= Leutha =

Female character appearing in the mythology of William Blake

Leutha is a female character appearing in the mythology of William Blake. According to S. Foster Damon, A Blake Dictionary, she stands for 'sex under law'.

==Incidence==

Leutha is mentioned in

- Visions of the Daughters of Albion
- The Book of Los
- Europe a Prophecy
- America a Prophecy
- The Marriage of Heaven and Hell
- Milton
- Vala, or The Four Zoas
- Jerusalem: The Emanation of the Giant Albion

==Relationships==

She is the Emanation of Bromion.
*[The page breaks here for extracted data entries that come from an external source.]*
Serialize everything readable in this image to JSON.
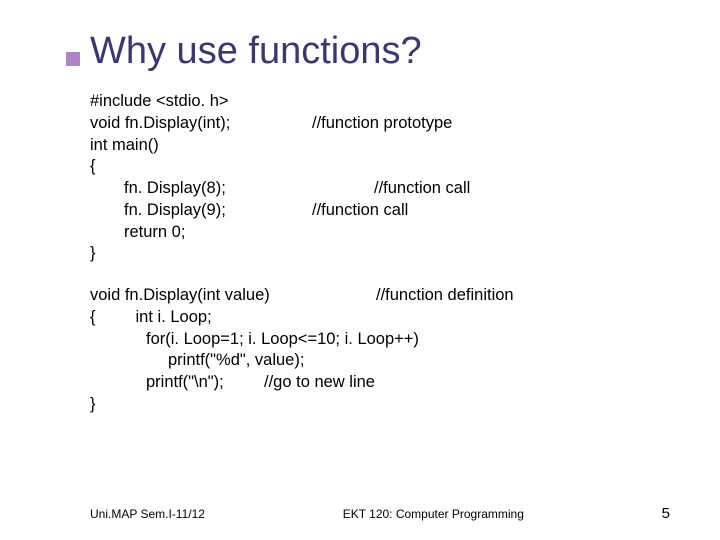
{
  "title": "Why use functions?",
  "code": {
    "l1": "#include <stdio. h>",
    "l2_left": "void fn.Display(int);",
    "l2_right": "//function prototype",
    "l3": "int main()",
    "l4": "{",
    "l5_left": "fn. Display(8);",
    "l5_right": "//function call",
    "l6_left": "fn. Display(9);",
    "l6_right": "//function call",
    "l7": "return 0;",
    "l8": "}",
    "l9_left": "void fn.Display(int value)",
    "l9_right": "//function definition",
    "l10": "{",
    "l10b": "int i. Loop;",
    "l11": "for(i. Loop=1; i. Loop<=10; i. Loop++)",
    "l12": "printf(\"%d\", value);",
    "l13_left": "printf(\"\\n\");",
    "l13_right": "//go to new line",
    "l14": "}"
  },
  "footer": {
    "left": "Uni.MAP Sem.I-11/12",
    "center": "EKT 120: Computer Programming",
    "pagenum": "5"
  }
}
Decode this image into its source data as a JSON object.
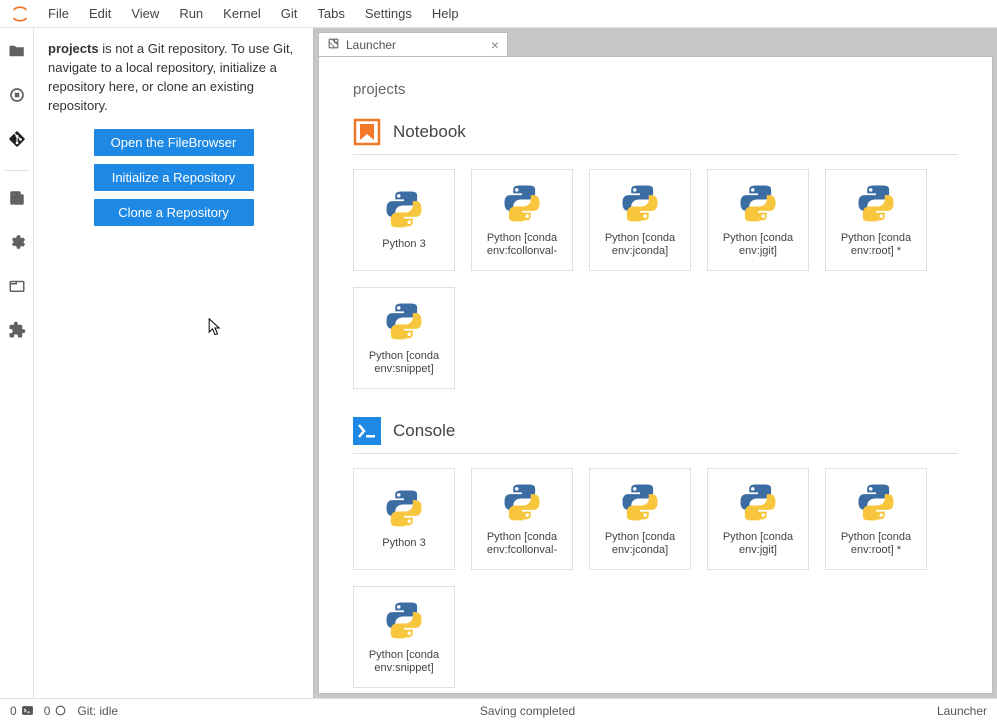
{
  "menubar": {
    "items": [
      "File",
      "Edit",
      "View",
      "Run",
      "Kernel",
      "Git",
      "Tabs",
      "Settings",
      "Help"
    ]
  },
  "leftpanel": {
    "repo_name": "projects",
    "message_rest": " is not a Git repository. To use Git, navigate to a local repository, initialize a repository here, or clone an existing repository.",
    "buttons": {
      "open": "Open the FileBrowser",
      "init": "Initialize a Repository",
      "clone": "Clone a Repository"
    }
  },
  "tab": {
    "label": "Launcher"
  },
  "launcher": {
    "breadcrumb": "projects",
    "sections": [
      {
        "icon": "notebook",
        "title": "Notebook",
        "cards": [
          {
            "label": "Python 3"
          },
          {
            "label": "Python [conda env:fcollonval-"
          },
          {
            "label": "Python [conda env:jconda]"
          },
          {
            "label": "Python [conda env:jgit]"
          },
          {
            "label": "Python [conda env:root] *"
          },
          {
            "label": "Python [conda env:snippet]"
          }
        ]
      },
      {
        "icon": "console",
        "title": "Console",
        "cards": [
          {
            "label": "Python 3"
          },
          {
            "label": "Python [conda env:fcollonval-"
          },
          {
            "label": "Python [conda env:jconda]"
          },
          {
            "label": "Python [conda env:jgit]"
          },
          {
            "label": "Python [conda env:root] *"
          },
          {
            "label": "Python [conda env:snippet]"
          }
        ]
      }
    ]
  },
  "statusbar": {
    "left": {
      "terminals": "0",
      "kernels": "0",
      "git": "Git: idle"
    },
    "center": "Saving completed",
    "right": "Launcher"
  }
}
She occurs in a pair with the male Antamon.

In Milton

But when Leutha (a Daughter of Beulah) beheld Satans condemnation
She down descended into the midst of the Great Solemn Assembly
"Offering herself a Ransom for Satan, taking on her, his Sin."

Whence the interpretation commonly given as guilt, and in particularly sexual guilt.

==Locality==
In the poem Jerusalem: The Emanation of the Giant Albion Chapter II by William Blake, Leutha is associated with the Isle of Dogs:

He came down from Highgate thro' Hackney & Holloway towards London
 Till he came to old Stratford, & thence to Stepney & the Isle
Of Leuthas Dogs, thence thro' the narrows of the River's side,
 And saw every minute particular, the jewels of Albion, running down
The kennels of the streets and lanes as if they were abhorr'd
 Every Universal Form was become barren mountains of moral
Virtue, and every Minute Particular harden'd into grains of sand
 And all the tendernesses of the soul cast forth as filth and mire.

==Name==
The homophone relationship to Martin Luther has often been pointed out. Angela Esterhammer (Blake and Language p. 73, in William Blake Studies (2006), edited by Nicholas M. Williams) writes:

Blake's Leutha represents 'Protestant speech' — an association achieved partly through the pun on 'Luther', but mainly through her own verbal behaviours in Blake's prophetic poems, where she manifests 'Protestant' modes of speech such as public self-scrutiny, self-exaggeration, confession, and plain-spokenness.